Keep in mind that we did not change anything such as hyper-parameters in your machine learning classifier.
2nd Experiment: Combine relation_with_head and marital_status features
# function to preprocess our data
def preprocessing_data(data):
# Convert the following numerical labels from integer to float
float_array = data[["household_size", "age_of_respondent", "year"]].values.astype(
float
)
# combine some cat features
data["features_combination"] = (data.relationship_with_head.astype(str) + "_"

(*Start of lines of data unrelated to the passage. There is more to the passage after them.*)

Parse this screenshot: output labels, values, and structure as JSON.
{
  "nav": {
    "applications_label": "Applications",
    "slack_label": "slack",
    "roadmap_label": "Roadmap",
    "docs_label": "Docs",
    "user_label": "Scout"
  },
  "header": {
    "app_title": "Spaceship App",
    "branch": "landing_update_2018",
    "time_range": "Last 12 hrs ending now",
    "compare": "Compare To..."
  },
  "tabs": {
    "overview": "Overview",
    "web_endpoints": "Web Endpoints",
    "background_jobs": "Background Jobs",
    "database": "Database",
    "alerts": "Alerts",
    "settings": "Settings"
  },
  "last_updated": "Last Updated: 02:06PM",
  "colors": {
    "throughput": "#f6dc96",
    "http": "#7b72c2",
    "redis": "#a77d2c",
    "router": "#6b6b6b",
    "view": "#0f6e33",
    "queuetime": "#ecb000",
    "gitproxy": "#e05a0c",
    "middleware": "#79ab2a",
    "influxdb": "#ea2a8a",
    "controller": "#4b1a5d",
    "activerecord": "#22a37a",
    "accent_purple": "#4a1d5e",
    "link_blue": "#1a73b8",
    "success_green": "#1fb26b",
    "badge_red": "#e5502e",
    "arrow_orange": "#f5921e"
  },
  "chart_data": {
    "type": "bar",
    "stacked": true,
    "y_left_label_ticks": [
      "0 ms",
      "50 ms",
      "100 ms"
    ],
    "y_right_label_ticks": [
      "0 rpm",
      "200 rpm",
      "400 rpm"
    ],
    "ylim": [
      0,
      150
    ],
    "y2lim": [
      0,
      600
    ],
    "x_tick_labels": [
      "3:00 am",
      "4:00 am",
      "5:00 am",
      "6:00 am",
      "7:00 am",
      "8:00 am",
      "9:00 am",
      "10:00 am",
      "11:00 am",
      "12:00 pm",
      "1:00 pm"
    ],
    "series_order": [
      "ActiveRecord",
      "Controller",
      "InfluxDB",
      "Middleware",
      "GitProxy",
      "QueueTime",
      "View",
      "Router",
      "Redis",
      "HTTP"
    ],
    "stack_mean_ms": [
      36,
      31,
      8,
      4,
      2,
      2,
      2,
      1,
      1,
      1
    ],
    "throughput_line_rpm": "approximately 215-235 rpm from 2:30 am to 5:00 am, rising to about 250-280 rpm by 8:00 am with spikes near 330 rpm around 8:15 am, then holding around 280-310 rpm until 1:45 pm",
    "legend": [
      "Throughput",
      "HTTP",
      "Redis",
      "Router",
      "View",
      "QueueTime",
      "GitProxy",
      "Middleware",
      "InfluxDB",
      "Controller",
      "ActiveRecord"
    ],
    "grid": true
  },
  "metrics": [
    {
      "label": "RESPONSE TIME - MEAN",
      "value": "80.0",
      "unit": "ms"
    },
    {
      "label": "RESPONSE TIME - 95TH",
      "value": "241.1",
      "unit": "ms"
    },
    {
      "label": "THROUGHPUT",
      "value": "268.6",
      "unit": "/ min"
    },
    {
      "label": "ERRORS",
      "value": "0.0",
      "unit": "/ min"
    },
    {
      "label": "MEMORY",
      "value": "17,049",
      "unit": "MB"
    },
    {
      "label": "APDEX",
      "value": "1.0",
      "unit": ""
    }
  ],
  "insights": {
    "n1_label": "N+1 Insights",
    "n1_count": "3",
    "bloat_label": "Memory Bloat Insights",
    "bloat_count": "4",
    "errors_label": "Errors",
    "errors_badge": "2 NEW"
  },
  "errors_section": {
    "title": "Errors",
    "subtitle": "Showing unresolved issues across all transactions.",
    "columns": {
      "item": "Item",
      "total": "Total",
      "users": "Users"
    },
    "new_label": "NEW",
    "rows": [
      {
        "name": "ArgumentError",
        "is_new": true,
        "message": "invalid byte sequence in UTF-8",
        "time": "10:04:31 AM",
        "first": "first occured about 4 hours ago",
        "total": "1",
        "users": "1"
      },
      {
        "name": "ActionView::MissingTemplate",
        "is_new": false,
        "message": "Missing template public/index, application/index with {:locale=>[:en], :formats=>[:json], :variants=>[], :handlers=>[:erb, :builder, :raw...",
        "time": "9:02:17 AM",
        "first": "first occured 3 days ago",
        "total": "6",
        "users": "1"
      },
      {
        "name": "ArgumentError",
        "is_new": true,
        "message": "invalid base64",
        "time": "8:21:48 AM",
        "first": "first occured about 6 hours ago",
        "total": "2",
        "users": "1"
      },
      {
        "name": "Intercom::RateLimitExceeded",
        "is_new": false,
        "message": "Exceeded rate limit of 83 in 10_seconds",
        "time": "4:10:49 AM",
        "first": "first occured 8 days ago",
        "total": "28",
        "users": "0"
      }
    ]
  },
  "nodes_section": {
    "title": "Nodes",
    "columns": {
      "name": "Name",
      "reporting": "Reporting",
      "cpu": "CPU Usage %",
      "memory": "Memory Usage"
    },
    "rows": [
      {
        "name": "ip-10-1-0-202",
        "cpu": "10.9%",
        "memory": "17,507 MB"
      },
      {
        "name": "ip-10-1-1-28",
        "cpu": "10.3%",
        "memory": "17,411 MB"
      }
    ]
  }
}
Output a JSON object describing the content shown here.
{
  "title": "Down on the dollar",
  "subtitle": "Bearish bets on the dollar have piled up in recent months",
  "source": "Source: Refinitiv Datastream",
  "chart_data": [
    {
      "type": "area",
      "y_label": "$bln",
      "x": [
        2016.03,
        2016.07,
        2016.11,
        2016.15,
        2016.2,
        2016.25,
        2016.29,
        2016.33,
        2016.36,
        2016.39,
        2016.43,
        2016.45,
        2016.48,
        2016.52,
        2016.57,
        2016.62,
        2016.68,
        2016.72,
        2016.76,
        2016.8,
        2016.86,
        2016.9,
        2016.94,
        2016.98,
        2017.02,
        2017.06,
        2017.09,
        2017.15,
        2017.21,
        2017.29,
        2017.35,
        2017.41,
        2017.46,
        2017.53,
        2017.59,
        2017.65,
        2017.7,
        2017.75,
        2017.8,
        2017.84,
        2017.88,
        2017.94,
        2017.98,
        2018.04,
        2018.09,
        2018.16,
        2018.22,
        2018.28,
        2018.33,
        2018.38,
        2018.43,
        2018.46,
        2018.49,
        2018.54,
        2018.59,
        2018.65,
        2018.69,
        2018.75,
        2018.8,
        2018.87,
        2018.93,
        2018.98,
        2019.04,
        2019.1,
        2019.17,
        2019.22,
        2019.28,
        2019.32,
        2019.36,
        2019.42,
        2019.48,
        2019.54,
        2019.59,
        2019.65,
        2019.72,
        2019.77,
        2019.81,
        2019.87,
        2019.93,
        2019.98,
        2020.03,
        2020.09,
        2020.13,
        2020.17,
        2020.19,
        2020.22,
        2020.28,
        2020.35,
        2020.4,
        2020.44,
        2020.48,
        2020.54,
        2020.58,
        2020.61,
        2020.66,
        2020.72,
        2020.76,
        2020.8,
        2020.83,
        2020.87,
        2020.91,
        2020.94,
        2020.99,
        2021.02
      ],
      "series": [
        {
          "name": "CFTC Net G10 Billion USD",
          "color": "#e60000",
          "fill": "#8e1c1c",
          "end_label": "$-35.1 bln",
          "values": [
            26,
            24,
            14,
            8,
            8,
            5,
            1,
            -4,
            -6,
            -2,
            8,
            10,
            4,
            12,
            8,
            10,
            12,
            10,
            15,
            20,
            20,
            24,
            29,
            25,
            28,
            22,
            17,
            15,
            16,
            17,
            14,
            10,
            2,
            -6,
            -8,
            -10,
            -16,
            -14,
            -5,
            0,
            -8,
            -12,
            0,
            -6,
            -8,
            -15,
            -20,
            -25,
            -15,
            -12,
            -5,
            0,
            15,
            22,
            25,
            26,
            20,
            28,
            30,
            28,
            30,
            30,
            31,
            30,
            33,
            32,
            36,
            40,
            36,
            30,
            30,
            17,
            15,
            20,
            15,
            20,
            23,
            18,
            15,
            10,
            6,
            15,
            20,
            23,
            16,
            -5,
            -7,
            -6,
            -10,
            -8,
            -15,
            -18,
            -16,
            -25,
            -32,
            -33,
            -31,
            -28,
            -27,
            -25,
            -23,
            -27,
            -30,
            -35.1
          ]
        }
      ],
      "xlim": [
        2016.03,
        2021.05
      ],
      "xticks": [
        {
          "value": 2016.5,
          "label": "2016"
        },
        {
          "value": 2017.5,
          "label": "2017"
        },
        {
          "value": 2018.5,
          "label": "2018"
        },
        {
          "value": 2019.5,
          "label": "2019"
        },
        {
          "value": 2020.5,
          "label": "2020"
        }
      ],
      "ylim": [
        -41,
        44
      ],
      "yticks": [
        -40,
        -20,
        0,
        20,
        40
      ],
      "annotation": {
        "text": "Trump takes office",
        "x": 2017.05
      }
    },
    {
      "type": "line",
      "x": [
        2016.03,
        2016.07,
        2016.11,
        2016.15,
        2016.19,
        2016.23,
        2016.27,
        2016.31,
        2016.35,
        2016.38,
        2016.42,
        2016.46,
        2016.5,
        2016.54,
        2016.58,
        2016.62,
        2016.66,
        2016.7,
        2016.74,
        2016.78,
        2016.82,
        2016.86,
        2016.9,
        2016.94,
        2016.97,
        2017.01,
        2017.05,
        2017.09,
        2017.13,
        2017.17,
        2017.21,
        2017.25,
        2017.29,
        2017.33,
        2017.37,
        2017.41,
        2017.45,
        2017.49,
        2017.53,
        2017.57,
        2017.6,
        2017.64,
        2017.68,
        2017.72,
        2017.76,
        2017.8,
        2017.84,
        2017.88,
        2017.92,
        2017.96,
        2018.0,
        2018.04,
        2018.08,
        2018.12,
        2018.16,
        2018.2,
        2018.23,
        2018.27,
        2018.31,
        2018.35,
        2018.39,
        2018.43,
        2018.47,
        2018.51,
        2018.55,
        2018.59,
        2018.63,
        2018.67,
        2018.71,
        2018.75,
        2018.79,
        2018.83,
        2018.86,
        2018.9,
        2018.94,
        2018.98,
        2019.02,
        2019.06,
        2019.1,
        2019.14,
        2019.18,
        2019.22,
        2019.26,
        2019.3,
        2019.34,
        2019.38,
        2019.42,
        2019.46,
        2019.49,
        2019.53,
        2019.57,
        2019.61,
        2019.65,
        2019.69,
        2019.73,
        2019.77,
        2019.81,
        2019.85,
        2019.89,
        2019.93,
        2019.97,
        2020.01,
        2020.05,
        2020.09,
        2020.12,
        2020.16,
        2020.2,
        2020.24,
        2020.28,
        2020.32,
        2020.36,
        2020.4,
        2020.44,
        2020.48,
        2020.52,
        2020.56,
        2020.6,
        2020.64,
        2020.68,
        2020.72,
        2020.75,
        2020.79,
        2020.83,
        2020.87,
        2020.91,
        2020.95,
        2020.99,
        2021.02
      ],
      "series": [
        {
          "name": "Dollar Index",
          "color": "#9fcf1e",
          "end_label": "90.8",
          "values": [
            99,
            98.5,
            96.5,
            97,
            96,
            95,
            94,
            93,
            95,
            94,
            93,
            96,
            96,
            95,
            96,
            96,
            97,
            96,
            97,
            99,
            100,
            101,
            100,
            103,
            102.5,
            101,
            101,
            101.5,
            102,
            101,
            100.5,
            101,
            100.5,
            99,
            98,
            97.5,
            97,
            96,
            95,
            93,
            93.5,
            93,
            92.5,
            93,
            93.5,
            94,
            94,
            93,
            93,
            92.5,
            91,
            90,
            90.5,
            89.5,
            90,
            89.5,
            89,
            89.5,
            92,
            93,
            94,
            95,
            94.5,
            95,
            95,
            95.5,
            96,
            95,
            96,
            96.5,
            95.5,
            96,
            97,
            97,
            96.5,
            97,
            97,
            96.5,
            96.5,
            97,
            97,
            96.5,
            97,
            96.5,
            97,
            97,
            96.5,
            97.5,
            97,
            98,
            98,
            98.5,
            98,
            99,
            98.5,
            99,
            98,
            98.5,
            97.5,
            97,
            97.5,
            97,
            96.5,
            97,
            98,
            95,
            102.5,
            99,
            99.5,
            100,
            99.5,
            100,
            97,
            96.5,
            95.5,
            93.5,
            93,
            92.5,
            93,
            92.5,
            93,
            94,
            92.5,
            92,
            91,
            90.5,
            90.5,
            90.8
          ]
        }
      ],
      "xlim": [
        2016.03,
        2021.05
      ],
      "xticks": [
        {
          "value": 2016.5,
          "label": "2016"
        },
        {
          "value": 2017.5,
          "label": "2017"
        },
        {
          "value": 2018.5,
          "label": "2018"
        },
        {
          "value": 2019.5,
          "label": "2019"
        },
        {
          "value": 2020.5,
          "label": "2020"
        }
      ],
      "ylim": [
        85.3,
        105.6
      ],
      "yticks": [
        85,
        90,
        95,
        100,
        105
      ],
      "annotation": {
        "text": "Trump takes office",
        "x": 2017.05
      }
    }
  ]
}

+ data.marital_status.astype(str)
)
# remove individual features that are combined together
data = data.drop(['relationship_with_head','marital_status'], axis=1)
# categorical features to be converted by One Hot Encoding
categ = [
"features_combination",
"education_level",
"job_type",
"country",
]
# One Hot Encoding conversion
data = pd.get_dummies(data, prefix_sep="_", columns=categ)
# Label Encoder conversion
data["location_type"] = le.fit_transform(data["location_type"])
data["cellphone_access"] = le.fit_transform(data["cellphone_access"])
data["gender_of_respondent"] = le.fit_transform(data["gender_of_respondent"])
# drop uniquid column
data = data.drop(["uniqueid"], axis=1)
# scale our data
scaler = StandardScaler()
data = scaler.fit_transform(data)
return data
- Combine relation_with_head and marital_status to create a new feature called “features_combination”.
- Remove individual features (relation_with_head and marital_status) from the dataset.
- Add a new feature called “feature_combination” in the list of categorical features to be converted by One Hot Encoding.
This shows that sometimes when you combine categorical features your machine learning model will not improve as you expected. Therefore you will need to run a lot of experiments until you get satisfactory performance from your machine learning model.